# 2-D Elastic Collision

1. Oct 3, 2007

### perfectionist17

Problem:
"A ball with the mass of .440 kg moving east (+x direction) with a speed of 3.70 m/s collides head-on with a .220 kg ball at rest. If the collision is perfectly elastic, what will be the speed and direction of each object after the collision?

Relevant equations.

Conservation of momentum:

m* vi of b1 + m* vi of b2= m* vf of b1 + m* vi of b2

and conservation of kinetic energy...

1/2mvf^2= 1/2 mvi^2

Attempt at Solution:

.440(3.70) + .220(0)= .440(vf1) + .220(vf2)

1.63= .44(vf1) + .220(Vf2)

and then...

1/2 (.440)(3.7^2)= 1/2 (.440)(Vf^2) + 1/2(.220)(vf^2)

3.01= " "

**** Where do I go from here? Also, do I have to use the component form (as in, momentum of initial x component= momentum of final x component), etc? What about angles? I'm so confused because I feel like I should be using angles if its 2-D collisions, but none are given in the problem and I'm not sure if they'll go off a 90 degree angle or not?

2. Oct 4, 2007

### hotvette

You are quite close actually. Here are a couple of hints.
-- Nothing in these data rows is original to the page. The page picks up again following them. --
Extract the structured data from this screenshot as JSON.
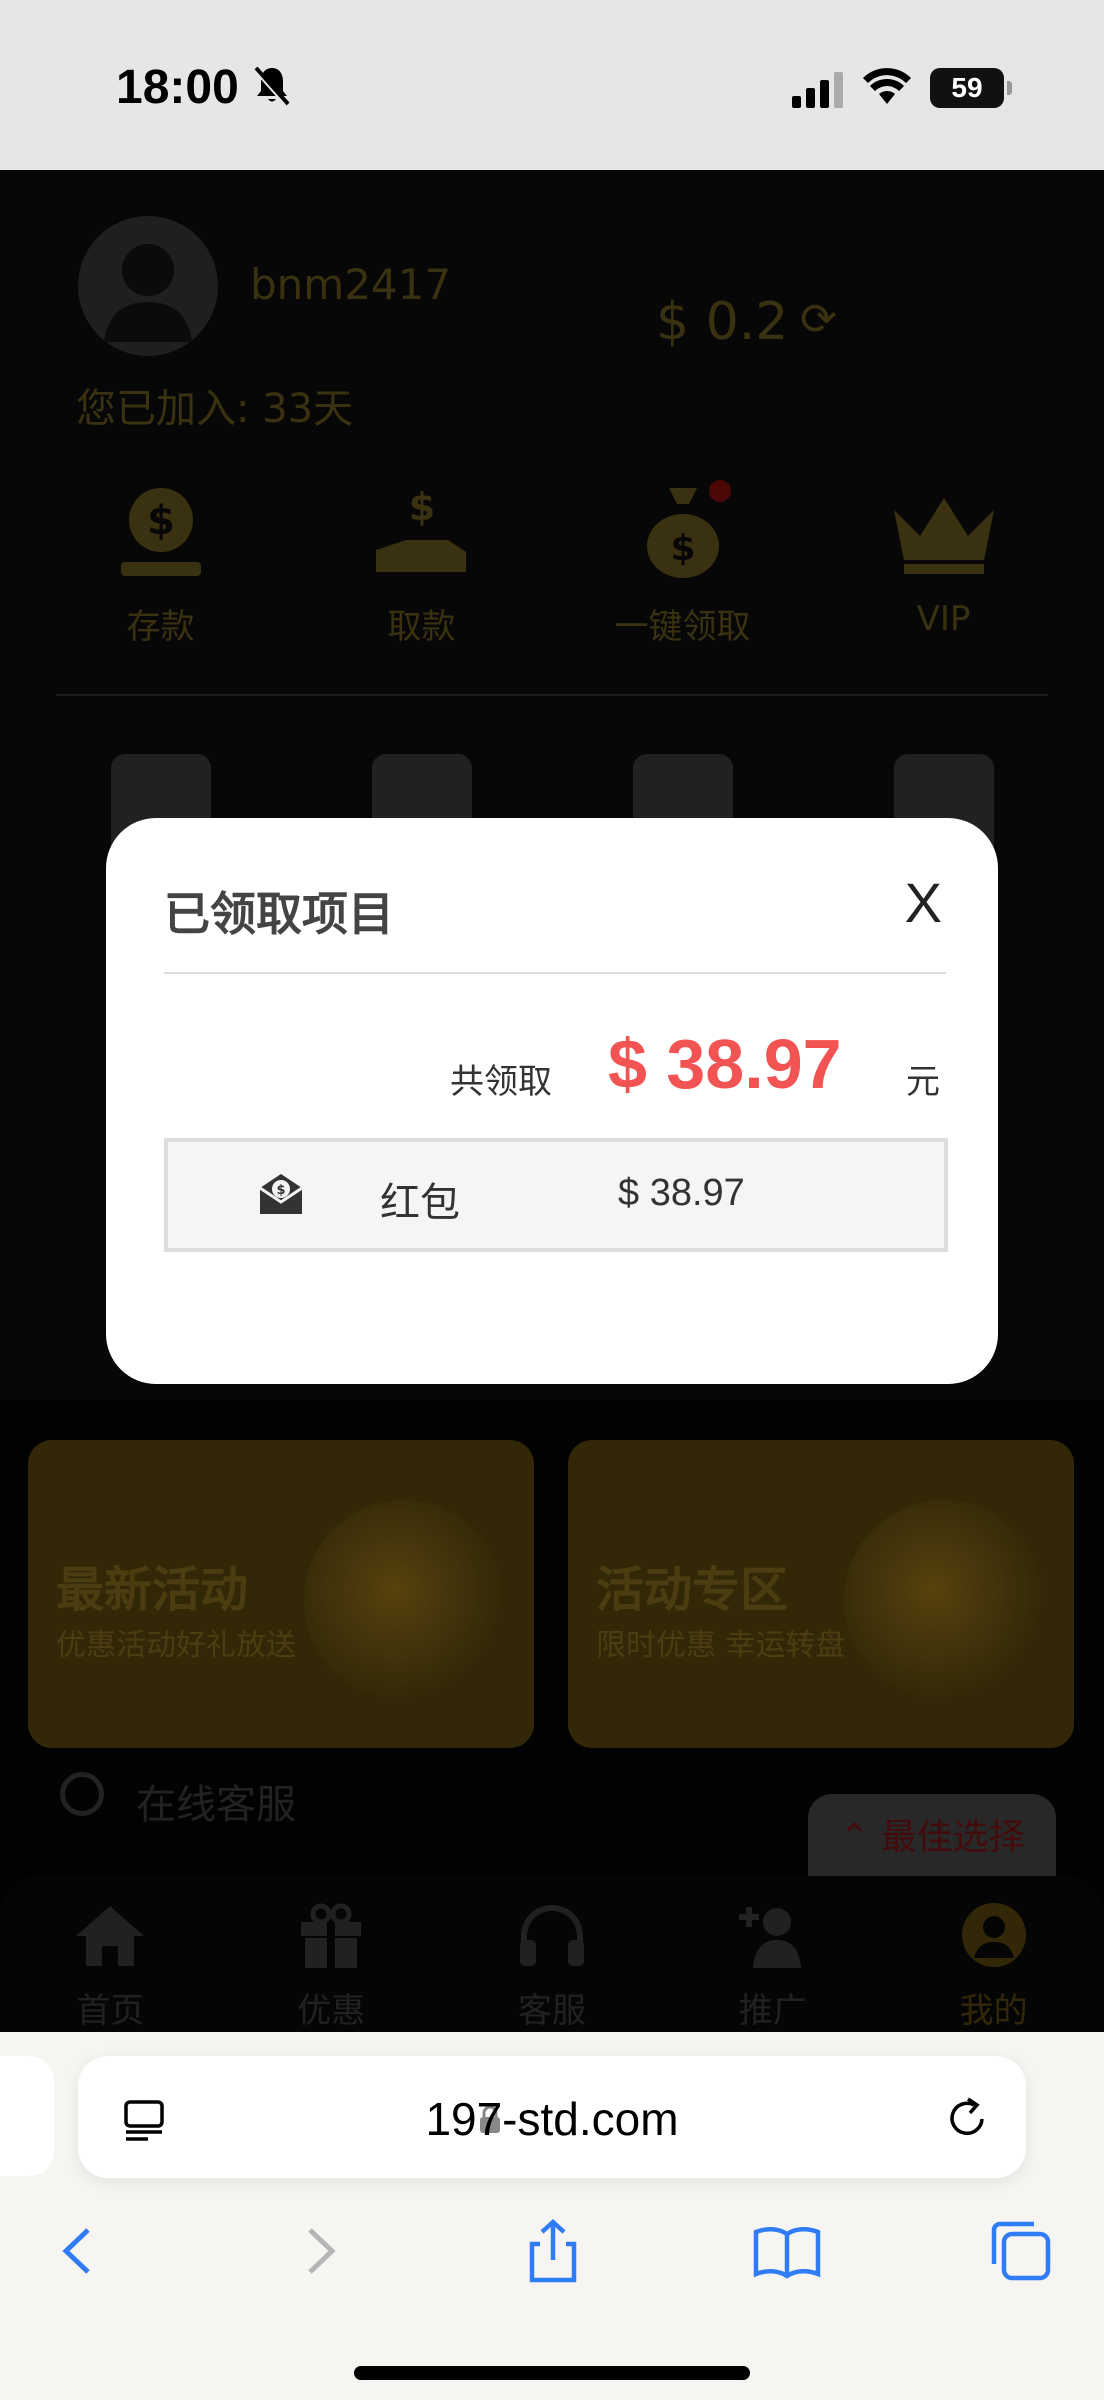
{
  "status_bar": {
    "time": "18:00",
    "battery": "59"
  },
  "profile": {
    "username": "bnm2417",
    "balance": "$ 0.2",
    "joined": "您已加入: 33天"
  },
  "actions": [
    {
      "label": "存款",
      "icon": "deposit-icon"
    },
    {
      "label": "取款",
      "icon": "withdraw-icon"
    },
    {
      "label": "一键领取",
      "icon": "money-bag-icon"
    },
    {
      "label": "VIP",
      "icon": "crown-icon"
    }
  ],
  "promos": [
    {
      "title": "最新活动",
      "subtitle": "优惠活动好礼放送"
    },
    {
      "title": "活动专区",
      "subtitle": "限时优惠 幸运转盘"
    }
  ],
  "service": {
    "label": "在线客服"
  },
  "best_choice": {
    "label": "最佳选择"
  },
  "tabs": [
    {
      "label": "首页",
      "icon": "home-icon"
    },
    {
      "label": "优惠",
      "icon": "gift-icon"
    },
    {
      "label": "客服",
      "icon": "headset-icon"
    },
    {
      "label": "推广",
      "icon": "add-user-icon"
    },
    {
      "label": "我的",
      "icon": "user-icon"
    }
  ],
  "browser": {
    "url": "197-std.com"
  },
  "modal": {
    "title": "已领取项目",
    "close": "X",
    "total_label": "共领取",
    "total_amount": "$ 38.97",
    "total_unit": "元",
    "items": [
      {
        "name": "红包",
        "amount": "$ 38.97"
      }
    ]
  },
  "colors": {
    "accent_red": "#f25353",
    "gold_dim": "#6b5a20"
  }
}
1. Re angles, think of playing pool and using the cue ball for an absolute straight in shot to the pocket

2. Re kinetic energy, you need to consider the total kinetic energy of the system before and after the collision

3. Oct 4, 2007

### perfectionist17

thank you very much!

so does that mean I don't consider components or angles at all?

since there are two unknowns in each equation, do I simply solve for one say in the kinetic equation then substitute it back into my conservation of momentum?

and when do you consider angles? i thought this was 2-D motion and that's when angles have to be taken into account, but maybe I'm wrong?

4. Oct 4, 2007

### hotvette

Well, if it had been labeled 1D you wouldn't need to think as much! Actually, can't distance + time be considered 2D?

The clue to me was that the 2nd ball was at rest. If it had been initially moving in a direction that was non-colinear with the direction of the 1st ball, then angles would be involved.

Yep, I see this as a 2-equation in 2-unknown problem.